Qualcomm and Arm seem joined at the hip lately, with both companies reporting earnings at the same time yesterday. And as with many other headlines recently, Qualcomm came out looking better than Arm. We do not think either set of results alters the long term thesis for either company, but there definitely was a big divergence in their results.
Qualcomm reported strong numbers, with quarterly EPS especially above expectations ($3.41 vs consensus of $2.97). They attributed this basically to everything working they way it was supposed to. They gained share at Samsung, they also saw end customers from China (e.g. Oppo, Xiaomi) gaining share in China and other markets. On top of that they said consumers were shifting more towards high-end smartphones. This is a double bonus for Qualcomm – they sell higher priced chips and earn higher royalties based on phone prices. Most encouragingly they also seem to be gaining real traction in automotive with a whole raft of design wins and partnerships to announce. And they finally put some numbers around their share gains in PC. They now claim to have 10% of the market for Windows PCs priced above $800. That is not a large volume corner of the market, but given their target is 12% by 2028, it definitely indicates things are going well. Or at least better than we had expected.
By contrast Arm’s numbers were a little harder to parse. They reported good upside on the quarter and nudged up their guidance for the next quarter, but that guidance included a fairly wide range. So while the midpoint was in-line with expectations, they left open the possibility that it might not play out that way. Arm’s revenues have both a license and a royalty component. The royalty piece is fairly predictable, but the upfront license can be lumpy as it depends on the timing of signing specific contracts. So we understand the need for a wider range, but it still left open the question as to the true status of their business.
Notably, Arm reported that the share of v9 in their revenue was flat with the rate last quarter. This is fairly esoteric, but three quarters ago when they started breaking out the share of v9 revenue in their mix, they indicated that this would be a good metric for investors to track growth. The upgrade cycle to v9 is important and so the fact that it stalled this quarter merits attention. Summing all this up, these results left us with the impression that Arm was not operating as smoothly as they have in past quarters or as their valuation multiple would imply. This is especially noticeable in contrast to Qualcomm. Despite both companies moves to enter new markets, they still generate the large majority of revenue from the same smartphone market. So it is hard to see how Qualcomm could be so bullish about that market while Arm is much more muted. One big part of that disconnect is the fact that Qualcomm has not upgraded to v9, and there is a risk that others may take note. We do not think that is necessarily what is going on, but that question will now linger.

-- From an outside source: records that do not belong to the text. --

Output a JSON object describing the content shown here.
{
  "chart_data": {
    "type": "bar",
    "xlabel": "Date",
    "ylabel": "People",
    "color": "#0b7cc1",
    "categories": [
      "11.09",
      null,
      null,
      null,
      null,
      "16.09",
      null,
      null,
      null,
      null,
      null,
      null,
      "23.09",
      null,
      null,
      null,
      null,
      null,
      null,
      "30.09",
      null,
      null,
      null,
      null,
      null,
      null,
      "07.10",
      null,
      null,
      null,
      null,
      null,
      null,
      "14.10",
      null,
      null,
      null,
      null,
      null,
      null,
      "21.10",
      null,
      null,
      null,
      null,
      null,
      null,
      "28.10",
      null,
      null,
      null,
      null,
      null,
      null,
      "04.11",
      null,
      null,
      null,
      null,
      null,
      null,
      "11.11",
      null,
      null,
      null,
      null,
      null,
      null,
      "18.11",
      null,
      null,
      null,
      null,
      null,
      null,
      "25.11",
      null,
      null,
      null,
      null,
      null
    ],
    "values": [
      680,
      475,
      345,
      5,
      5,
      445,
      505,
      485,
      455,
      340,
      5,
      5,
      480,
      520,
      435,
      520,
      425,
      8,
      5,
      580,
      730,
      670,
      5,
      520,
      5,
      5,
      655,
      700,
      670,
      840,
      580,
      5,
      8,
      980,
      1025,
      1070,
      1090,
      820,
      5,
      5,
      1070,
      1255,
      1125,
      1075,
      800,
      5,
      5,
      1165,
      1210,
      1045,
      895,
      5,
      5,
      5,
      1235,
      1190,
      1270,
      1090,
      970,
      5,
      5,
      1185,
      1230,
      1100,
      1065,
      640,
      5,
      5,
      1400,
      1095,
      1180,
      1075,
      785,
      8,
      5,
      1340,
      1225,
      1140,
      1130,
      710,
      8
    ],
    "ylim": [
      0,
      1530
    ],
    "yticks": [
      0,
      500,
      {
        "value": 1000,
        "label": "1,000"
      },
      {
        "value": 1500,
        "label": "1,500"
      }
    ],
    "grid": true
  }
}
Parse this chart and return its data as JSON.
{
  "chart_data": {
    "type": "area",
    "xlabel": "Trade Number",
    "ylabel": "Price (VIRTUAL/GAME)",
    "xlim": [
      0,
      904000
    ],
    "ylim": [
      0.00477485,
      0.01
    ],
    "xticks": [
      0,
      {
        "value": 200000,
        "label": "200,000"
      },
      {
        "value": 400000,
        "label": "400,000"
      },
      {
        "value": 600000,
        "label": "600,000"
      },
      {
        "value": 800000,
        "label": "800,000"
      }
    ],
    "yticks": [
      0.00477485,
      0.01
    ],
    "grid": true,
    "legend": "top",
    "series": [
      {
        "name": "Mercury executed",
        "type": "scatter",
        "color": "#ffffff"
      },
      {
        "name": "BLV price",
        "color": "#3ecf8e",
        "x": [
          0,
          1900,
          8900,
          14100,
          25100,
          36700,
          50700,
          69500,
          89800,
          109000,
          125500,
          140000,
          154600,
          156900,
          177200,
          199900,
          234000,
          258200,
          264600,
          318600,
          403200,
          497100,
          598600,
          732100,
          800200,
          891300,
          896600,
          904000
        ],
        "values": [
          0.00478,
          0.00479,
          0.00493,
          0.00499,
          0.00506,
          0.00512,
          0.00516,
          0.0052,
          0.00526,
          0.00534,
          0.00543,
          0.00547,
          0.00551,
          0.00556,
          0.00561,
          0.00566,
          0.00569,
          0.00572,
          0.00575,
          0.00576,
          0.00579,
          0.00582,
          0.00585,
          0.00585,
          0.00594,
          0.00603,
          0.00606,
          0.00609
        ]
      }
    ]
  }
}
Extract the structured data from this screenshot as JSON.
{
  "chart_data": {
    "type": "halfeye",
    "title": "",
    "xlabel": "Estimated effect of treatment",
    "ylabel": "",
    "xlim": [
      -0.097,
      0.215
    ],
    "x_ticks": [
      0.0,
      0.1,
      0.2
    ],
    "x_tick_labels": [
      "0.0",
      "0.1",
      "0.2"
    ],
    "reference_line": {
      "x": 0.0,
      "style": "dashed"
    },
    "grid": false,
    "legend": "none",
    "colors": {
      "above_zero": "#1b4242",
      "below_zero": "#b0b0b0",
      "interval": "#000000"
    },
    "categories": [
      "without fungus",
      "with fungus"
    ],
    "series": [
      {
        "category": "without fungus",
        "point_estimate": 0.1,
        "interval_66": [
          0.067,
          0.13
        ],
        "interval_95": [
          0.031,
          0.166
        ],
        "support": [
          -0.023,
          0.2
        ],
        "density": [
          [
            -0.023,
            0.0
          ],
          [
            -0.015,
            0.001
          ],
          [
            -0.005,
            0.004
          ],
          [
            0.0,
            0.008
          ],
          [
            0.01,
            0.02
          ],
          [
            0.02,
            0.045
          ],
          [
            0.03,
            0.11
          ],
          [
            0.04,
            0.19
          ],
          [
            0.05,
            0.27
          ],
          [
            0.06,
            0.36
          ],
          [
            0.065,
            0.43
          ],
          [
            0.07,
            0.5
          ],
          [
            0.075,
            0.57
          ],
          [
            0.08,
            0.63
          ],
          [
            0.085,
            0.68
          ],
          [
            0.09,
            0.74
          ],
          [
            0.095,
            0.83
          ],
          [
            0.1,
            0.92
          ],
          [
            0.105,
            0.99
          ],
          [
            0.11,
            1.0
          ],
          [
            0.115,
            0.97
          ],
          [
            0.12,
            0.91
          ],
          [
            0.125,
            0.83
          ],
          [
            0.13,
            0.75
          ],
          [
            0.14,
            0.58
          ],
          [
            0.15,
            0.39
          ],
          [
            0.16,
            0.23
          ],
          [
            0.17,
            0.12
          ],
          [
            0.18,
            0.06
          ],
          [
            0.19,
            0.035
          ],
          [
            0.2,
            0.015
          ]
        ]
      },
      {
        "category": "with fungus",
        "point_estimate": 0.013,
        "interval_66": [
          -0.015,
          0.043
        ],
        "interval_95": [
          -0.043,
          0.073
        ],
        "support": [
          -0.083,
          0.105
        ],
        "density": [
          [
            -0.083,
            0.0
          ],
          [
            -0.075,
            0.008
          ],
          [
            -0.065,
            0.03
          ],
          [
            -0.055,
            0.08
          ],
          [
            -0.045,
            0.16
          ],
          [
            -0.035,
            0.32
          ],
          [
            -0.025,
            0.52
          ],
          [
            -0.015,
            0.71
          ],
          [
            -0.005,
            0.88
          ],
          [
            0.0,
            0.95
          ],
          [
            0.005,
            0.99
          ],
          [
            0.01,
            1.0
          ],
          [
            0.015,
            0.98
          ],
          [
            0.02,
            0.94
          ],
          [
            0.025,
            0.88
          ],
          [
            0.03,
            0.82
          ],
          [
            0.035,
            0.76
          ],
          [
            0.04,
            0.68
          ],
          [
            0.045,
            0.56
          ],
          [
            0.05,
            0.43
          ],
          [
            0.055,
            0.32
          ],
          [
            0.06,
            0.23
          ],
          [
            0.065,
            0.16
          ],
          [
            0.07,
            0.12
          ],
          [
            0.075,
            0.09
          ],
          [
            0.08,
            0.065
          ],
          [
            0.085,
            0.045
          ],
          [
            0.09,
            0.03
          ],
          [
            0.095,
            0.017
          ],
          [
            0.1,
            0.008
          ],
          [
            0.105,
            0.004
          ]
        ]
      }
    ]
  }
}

Our larger concern is that Arm still does not quite seem certain about how it wants to communicate its story. Over time, they have guided investors to look at royalties, licenses, v9 updates, CSS and ACV as the leading metrics, only to move on a few quarters down the road. There is nothing wrong with any of these metrics, nor is there anything wrong with moving to other metrics over time. That being said, we think the story could me much clearer if they could coalesce around some fixed set of recurring metrics. We think the company has a good story to tell, but unfortunately it remains hard to pull together.